The difference in the experience in a simple task of making a reservation could not be more different in India and the UK. Here in Mumbai you can call any restaurant and have to go thru the whole rigmarole of giving the hostess you name and your phone number. With a name like mine this results in a 15 minute exercise in sublime comedy. My first name is non descript and requires a surname. Now starts the fun. After a few tries a mangled version is recorded. Enunciating a `P’ and a `T’ on the phone is not easy and most hostesses find the P for Peter and T for Tango a challenge.

This should be contrasted with making reservations at a good restaurant in the UK. They have a simple computer programme in which they enter your phone number and name. You do this once. After this you are stored in the computer and the next time you call and give them your number, your name pops up on the screen and they verify it’s you and make the reservation. The complexity of the computer programme is variable. The more complex systems record what you ate on every visit, any comments the staff may have put in, say that you are a grumbly customer or, horrors, a miserly tipper!! Therefore be careful.
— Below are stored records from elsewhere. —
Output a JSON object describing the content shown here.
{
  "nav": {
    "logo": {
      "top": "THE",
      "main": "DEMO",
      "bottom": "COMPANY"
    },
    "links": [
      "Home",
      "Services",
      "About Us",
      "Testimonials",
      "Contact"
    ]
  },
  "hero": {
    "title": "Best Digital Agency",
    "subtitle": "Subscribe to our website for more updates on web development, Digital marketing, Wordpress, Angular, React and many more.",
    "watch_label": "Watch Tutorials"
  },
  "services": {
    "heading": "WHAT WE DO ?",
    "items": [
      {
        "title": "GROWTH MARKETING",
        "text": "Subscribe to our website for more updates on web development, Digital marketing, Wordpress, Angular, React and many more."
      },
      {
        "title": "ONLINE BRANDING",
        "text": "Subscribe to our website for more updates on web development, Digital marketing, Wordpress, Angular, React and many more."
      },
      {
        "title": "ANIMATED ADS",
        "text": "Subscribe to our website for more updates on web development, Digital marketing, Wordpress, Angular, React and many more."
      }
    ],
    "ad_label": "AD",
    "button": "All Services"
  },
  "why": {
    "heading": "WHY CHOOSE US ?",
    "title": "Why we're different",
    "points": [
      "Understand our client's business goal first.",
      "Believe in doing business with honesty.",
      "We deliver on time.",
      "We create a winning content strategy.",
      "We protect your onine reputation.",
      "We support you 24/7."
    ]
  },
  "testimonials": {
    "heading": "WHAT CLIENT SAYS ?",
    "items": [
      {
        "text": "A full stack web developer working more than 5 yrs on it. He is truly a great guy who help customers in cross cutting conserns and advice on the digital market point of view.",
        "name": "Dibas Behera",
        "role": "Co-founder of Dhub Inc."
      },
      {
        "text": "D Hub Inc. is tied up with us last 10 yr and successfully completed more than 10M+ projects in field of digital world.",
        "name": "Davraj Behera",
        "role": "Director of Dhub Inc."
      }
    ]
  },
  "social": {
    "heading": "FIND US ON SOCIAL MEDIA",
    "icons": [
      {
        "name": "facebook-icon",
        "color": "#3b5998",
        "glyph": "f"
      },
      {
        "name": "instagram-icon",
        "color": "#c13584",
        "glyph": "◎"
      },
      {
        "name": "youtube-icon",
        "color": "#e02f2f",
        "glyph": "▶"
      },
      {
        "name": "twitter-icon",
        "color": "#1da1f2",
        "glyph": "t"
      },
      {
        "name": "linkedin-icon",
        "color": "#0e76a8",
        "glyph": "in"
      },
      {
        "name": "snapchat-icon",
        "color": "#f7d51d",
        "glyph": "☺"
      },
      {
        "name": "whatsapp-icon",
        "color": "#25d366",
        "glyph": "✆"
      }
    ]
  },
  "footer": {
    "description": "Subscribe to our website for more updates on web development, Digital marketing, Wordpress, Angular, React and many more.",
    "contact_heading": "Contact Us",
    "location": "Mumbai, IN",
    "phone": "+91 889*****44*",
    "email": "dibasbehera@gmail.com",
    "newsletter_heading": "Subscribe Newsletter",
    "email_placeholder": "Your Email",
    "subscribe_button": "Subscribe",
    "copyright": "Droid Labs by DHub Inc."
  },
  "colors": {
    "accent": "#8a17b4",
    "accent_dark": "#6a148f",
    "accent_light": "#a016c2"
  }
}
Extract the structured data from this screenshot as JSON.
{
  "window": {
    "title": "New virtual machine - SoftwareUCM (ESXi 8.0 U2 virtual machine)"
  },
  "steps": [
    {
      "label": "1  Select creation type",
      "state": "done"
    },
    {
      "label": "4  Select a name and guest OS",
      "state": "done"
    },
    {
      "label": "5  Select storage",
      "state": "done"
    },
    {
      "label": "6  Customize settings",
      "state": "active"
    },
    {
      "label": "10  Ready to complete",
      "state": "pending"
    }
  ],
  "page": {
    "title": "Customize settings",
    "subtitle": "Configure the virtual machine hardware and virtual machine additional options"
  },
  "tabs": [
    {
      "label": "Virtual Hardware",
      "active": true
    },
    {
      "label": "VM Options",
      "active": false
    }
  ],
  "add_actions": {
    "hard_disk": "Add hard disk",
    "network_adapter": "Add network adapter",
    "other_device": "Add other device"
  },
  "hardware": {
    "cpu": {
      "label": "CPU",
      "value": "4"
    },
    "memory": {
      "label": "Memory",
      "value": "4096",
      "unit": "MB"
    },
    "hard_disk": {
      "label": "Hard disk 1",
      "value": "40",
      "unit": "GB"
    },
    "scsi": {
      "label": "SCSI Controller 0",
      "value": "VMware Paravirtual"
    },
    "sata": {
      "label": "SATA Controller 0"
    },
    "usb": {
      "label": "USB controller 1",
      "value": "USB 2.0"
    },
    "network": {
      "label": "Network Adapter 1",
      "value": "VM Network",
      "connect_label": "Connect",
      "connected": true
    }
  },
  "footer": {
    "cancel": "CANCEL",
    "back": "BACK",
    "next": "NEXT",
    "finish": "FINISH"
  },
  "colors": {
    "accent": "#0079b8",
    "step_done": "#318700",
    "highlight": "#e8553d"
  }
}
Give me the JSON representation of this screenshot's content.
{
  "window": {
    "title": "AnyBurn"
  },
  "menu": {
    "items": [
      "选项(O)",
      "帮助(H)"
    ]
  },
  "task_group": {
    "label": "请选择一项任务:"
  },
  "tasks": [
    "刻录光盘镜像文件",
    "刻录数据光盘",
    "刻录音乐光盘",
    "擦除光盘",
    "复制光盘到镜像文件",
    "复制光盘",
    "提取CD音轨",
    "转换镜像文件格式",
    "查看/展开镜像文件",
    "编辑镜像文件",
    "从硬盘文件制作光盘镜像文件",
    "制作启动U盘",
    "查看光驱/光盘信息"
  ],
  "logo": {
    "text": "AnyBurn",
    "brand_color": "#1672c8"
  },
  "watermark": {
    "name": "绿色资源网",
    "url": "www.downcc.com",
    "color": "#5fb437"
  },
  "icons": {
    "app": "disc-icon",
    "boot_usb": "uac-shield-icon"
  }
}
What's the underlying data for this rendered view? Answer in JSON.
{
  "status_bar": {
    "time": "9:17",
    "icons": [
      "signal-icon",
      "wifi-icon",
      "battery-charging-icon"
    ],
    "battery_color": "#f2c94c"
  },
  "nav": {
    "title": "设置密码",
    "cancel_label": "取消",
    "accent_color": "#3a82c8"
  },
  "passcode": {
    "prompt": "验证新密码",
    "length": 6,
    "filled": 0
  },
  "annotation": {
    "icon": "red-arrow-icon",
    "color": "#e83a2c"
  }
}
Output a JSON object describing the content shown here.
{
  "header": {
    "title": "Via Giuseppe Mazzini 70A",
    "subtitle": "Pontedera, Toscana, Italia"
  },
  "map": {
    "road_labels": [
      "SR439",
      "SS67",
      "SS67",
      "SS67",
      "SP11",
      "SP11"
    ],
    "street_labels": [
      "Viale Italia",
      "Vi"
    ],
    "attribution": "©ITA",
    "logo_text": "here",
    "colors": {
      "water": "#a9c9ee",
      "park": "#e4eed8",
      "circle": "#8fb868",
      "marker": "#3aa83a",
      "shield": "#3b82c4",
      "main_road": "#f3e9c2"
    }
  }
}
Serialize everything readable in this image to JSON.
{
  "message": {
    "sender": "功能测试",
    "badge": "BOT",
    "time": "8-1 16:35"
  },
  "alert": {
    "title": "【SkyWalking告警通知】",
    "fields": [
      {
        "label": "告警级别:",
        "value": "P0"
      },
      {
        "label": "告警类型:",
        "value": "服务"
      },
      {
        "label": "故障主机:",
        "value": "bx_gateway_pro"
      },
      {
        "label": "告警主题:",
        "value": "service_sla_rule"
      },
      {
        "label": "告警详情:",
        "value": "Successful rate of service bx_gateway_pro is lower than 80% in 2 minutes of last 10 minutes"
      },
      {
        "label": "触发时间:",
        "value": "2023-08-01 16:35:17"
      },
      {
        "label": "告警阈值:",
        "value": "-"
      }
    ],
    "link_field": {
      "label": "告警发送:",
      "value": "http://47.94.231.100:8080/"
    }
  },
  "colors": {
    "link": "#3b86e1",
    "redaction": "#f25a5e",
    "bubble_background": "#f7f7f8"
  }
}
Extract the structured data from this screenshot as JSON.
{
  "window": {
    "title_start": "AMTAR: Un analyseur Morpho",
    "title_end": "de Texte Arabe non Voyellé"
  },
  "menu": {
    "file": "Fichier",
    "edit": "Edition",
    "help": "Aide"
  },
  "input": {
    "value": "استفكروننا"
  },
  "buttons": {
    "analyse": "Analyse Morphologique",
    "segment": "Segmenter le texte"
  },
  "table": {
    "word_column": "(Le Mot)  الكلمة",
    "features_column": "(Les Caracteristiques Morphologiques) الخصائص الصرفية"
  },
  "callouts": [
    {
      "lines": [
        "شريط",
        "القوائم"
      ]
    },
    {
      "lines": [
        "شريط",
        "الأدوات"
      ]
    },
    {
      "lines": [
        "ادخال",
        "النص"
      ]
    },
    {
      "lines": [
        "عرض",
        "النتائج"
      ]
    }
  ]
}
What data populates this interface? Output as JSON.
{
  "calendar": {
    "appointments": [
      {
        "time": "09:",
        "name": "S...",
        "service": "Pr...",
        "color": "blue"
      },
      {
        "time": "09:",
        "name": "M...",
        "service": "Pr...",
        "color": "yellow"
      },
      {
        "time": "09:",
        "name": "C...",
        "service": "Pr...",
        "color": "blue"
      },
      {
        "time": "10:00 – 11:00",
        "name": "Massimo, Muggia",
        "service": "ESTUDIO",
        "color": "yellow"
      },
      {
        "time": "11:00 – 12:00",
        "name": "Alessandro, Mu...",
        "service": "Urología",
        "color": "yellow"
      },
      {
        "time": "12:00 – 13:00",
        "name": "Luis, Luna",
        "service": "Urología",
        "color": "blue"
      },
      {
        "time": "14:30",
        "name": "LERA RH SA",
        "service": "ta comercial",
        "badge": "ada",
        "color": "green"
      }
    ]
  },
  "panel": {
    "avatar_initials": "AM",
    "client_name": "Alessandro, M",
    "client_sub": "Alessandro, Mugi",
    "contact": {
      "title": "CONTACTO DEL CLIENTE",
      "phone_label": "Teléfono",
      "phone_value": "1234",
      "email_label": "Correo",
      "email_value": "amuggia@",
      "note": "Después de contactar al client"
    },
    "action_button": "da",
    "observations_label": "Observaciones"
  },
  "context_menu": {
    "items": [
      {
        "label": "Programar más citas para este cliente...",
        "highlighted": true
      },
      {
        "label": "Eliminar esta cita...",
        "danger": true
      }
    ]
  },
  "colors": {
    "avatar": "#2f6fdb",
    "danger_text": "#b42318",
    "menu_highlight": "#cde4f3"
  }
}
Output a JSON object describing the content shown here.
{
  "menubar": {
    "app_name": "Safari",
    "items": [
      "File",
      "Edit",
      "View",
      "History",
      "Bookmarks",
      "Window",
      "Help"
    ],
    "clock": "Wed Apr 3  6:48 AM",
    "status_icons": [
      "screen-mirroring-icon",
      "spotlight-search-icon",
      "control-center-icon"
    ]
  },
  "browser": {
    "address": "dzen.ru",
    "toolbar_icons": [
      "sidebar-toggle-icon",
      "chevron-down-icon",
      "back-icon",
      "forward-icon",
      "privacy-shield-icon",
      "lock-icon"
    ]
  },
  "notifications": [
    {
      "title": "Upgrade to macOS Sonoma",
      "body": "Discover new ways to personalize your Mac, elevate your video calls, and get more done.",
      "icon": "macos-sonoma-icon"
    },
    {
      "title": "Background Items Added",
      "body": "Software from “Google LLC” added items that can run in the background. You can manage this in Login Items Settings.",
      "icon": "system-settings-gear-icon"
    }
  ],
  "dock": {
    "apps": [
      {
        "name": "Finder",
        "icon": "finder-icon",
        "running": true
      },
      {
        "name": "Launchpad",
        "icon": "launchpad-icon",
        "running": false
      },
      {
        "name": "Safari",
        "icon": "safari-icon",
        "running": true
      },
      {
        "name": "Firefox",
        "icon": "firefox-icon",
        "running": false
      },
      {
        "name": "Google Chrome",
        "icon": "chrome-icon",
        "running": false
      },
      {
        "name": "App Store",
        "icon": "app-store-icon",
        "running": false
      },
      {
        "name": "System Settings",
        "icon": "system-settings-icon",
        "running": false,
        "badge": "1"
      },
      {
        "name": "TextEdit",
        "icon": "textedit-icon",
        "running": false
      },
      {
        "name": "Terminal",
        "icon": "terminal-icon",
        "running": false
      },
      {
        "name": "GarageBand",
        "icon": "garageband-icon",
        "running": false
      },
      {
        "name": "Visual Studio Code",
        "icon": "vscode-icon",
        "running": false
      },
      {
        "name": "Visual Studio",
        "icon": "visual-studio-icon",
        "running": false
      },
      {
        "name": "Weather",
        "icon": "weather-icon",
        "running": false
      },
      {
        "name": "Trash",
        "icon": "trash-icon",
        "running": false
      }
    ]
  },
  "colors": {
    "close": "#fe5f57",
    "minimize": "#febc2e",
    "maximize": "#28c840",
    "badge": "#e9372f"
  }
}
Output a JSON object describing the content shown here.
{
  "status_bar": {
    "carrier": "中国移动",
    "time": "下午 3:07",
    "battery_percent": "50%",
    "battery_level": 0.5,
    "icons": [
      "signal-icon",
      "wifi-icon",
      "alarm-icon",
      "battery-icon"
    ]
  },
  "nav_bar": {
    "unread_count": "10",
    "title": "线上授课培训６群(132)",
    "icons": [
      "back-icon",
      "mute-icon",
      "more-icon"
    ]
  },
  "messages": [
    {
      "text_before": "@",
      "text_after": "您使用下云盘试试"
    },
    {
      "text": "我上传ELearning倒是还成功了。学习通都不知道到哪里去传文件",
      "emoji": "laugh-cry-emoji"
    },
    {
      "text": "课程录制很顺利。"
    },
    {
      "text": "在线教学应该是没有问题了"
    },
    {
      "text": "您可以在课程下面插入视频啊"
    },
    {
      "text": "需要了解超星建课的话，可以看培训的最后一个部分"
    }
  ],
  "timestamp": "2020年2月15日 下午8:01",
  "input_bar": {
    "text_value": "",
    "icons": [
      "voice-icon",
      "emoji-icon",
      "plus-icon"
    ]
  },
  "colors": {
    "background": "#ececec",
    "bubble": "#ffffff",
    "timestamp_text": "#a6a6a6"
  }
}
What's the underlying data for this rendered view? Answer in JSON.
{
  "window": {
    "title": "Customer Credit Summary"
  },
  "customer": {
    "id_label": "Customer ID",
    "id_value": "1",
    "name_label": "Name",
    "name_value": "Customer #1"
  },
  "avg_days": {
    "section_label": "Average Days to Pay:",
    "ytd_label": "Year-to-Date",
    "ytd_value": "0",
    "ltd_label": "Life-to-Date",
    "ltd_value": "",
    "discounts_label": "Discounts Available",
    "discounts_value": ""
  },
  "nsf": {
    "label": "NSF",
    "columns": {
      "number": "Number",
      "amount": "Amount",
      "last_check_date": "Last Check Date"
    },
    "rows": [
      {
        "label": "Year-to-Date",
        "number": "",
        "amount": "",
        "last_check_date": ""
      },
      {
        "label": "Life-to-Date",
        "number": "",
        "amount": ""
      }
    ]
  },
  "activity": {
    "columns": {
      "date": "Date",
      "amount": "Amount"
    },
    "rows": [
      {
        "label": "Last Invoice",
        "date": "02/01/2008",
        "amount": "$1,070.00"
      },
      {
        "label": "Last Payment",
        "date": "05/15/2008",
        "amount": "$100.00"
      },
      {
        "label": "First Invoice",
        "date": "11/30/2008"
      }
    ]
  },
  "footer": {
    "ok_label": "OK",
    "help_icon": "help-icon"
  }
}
You may well say, that India is a poor country i.e. use an economic argument or say that I always criticise India i.e. use a chauvinistic patriotism argument, to justify that we don’t need such a system. Really? Have you ever ordered a Domino pizza or Macdonald Burger in Mumbai? Don’t they use absolutely the same system? It’s a fast food outlet for God’s sake operating on wafer thin margins. Why cannot our fat cat Mumbai restaurants install a simple system? The problem is no one cares here. Call Royal China in Mumbai and they don’t have the system but are proud to say that they have Ipads for their menus!

I believe the system is hugely beneficial and helpful to a restaurant using it. Besides making your booking experience short, no hanging on a phone for minutes spelling your name, the hostess asks you is you have allergies, if you are vegetarian or don’t eat any particular food, or if it’s a special occasion or if they can make it special in some way. All the answers you give are noted. All this is just so logical. The restaurant can prepare itself to make your experience more enjoyable. You will be happy, you will be a repeat customer you will leave a bigger tip. How can this system not be anything but good for all?

But India is a poor country.  

1 comment:

  1. India is a Rich country inhabited by Poor people. Poor in civic sense,ethics,compassion...Look forward to your posts from London.